I returned on the 25th to finish out our caretaking stint back at Taylor Ranch, and for various reasons, Isaac stayed (reason #1: Ray, the pilot, was worried about too much weight for take-off as the airstrip there at Thomas Creek was extremely muddy after a last few days of warm daytime temps, reason #2: several wolves were lounging about on a high ridge just above our camp, after having gorged on a kill they made the night before at the edge of the river just downstream, so he wasn’t all that excited to leave such a good filming opportunity). So I’m here alone (well, alone with 4 mules, 2 horses, and a dog) and Isaac will return whenever Ray finds a moment to fly by and shuttle him back, probably tomorrow.
We arrived Saturday mid-day, flying in to a landscape that resembled Yellowstone in its grandeur, wide open rolling hillsides, literally littered with elk, deer and bighorn. After Ray (the pilot) dropped us at the end of the airstrip, we spent the next few hours wandering around in amazement, watching eagles hunting in cliffs just above our heads, basking in the brilliant sunshine, and exploring the flats where some of the hot springs are located. Finally, we decided on a campsite underneath a huge ponderosa pine, at the edge of a high bluff overlooking the Middle Fork of the Salmon River. Although the temptation was strong to immediately run around with the camera, we first set up our teepee tent, and erected the titanium stove in it. This would be a trial run for both home-made items. And as it turned out they got a full-on test, as the first few nights bottomed out at sub-zero temperatures…
As soon as the sun sank below the far ridge, the chill crept over the landscape, and very soon we were extremely glad to have the tiny backpacking stove which we had considered not even bringing with us, as we were not expecting cold temperatures… Finding wood to feed the thing was a different matter, and that first night we fed it a sparse diet of pinecones and small sage branches, all that we could scrounge up in the falling light. Though it took continual feeding, it kept us happy until bedtime when we could crawl into our huge winter bags and stop fighting the heavy frost that had been creeping up the insides of the tent all evening, and had not been deterred by the warmth of the stove.

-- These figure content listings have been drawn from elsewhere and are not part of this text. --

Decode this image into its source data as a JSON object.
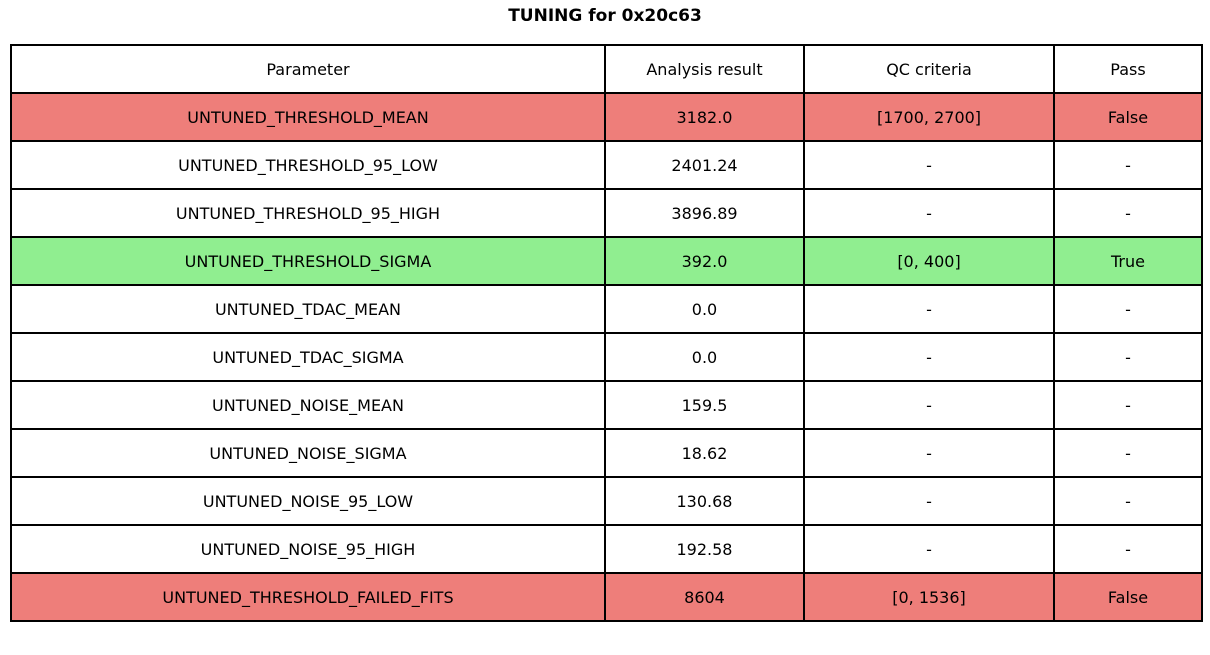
{
  "title": "TUNING for 0x20c63",
  "table": {
    "headers": [
      "Parameter",
      "Analysis result",
      "QC criteria",
      "Pass"
    ],
    "rows": [
      {
        "parameter": "UNTUNED_THRESHOLD_MEAN",
        "result": "3182.0",
        "criteria": "[1700, 2700]",
        "pass": "False",
        "status": "fail"
      },
      {
        "parameter": "UNTUNED_THRESHOLD_95_LOW",
        "result": "2401.24",
        "criteria": "-",
        "pass": "-",
        "status": "none"
      },
      {
        "parameter": "UNTUNED_THRESHOLD_95_HIGH",
        "result": "3896.89",
        "criteria": "-",
        "pass": "-",
        "status": "none"
      },
      {
        "parameter": "UNTUNED_THRESHOLD_SIGMA",
        "result": "392.0",
        "criteria": "[0, 400]",
        "pass": "True",
        "status": "pass"
      },
      {
        "parameter": "UNTUNED_TDAC_MEAN",
        "result": "0.0",
        "criteria": "-",
        "pass": "-",
        "status": "none"
      },
      {
        "parameter": "UNTUNED_TDAC_SIGMA",
        "result": "0.0",
        "criteria": "-",
        "pass": "-",
        "status": "none"
      },
      {
        "parameter": "UNTUNED_NOISE_MEAN",
        "result": "159.5",
        "criteria": "-",
        "pass": "-",
        "status": "none"
      },
      {
        "parameter": "UNTUNED_NOISE_SIGMA",
        "result": "18.62",
        "criteria": "-",
        "pass": "-",
        "status": "none"
      },
      {
        "parameter": "UNTUNED_NOISE_95_LOW",
        "result": "130.68",
        "criteria": "-",
        "pass": "-",
        "status": "none"
      },
      {
        "parameter": "UNTUNED_NOISE_95_HIGH",
        "result": "192.58",
        "criteria": "-",
        "pass": "-",
        "status": "none"
      },
      {
        "parameter": "UNTUNED_THRESHOLD_FAILED_FITS",
        "result": "8604",
        "criteria": "[0, 1536]",
        "pass": "False",
        "status": "fail"
      }
    ]
  },
  "colors": {
    "fail_row": "#ee7e7a",
    "pass_row": "#90ee90",
    "neutral_row": "#ffffff",
    "border": "#000000",
    "text": "#000000"
  },
  "chart_data": {
    "type": "table",
    "title": "TUNING for 0x20c63",
    "columns": [
      "Parameter",
      "Analysis result",
      "QC criteria",
      "Pass"
    ],
    "rows": [
      [
        "UNTUNED_THRESHOLD_MEAN",
        "3182.0",
        "[1700, 2700]",
        "False"
      ],
      [
        "UNTUNED_THRESHOLD_95_LOW",
        "2401.24",
        "-",
        "-"
      ],
      [
        "UNTUNED_THRESHOLD_95_HIGH",
        "3896.89",
        "-",
        "-"
      ],
      [
        "UNTUNED_THRESHOLD_SIGMA",
        "392.0",
        "[0, 400]",
        "True"
      ],
      [
        "UNTUNED_TDAC_MEAN",
        "0.0",
        "-",
        "-"
      ],
      [
        "UNTUNED_TDAC_SIGMA",
        "0.0",
        "-",
        "-"
      ],
      [
        "UNTUNED_NOISE_MEAN",
        "159.5",
        "-",
        "-"
      ],
      [
        "UNTUNED_NOISE_SIGMA",
        "18.62",
        "-",
        "-"
      ],
      [
        "UNTUNED_NOISE_95_LOW",
        "130.68",
        "-",
        "-"
      ],
      [
        "UNTUNED_NOISE_95_HIGH",
        "192.58",
        "-",
        "-"
      ],
      [
        "UNTUNED_THRESHOLD_FAILED_FITS",
        "8604",
        "[0, 1536]",
        "False"
      ]
    ],
    "row_highlight": [
      "fail",
      "none",
      "none",
      "pass",
      "none",
      "none",
      "none",
      "none",
      "none",
      "none",
      "fail"
    ],
    "legend_position": "none",
    "grid": true
  }
}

We woke the next morning with frost heavy around the tightly cinched peep-holes in our sleeping bags, and the insides of the teepee tent turned to blue crystal. Isaac braved the single digits to begin prowling with the camera, while I stayed put in my bag a while longer, as mornings bring a slew of discomforts (because of my Rheumatoid Arthritis) that are magnified by cold, sleeping on the hard ground, and just morning-time in general. But even though the night had been frigid, the day brought sunshine again which chased the teeth off the cold.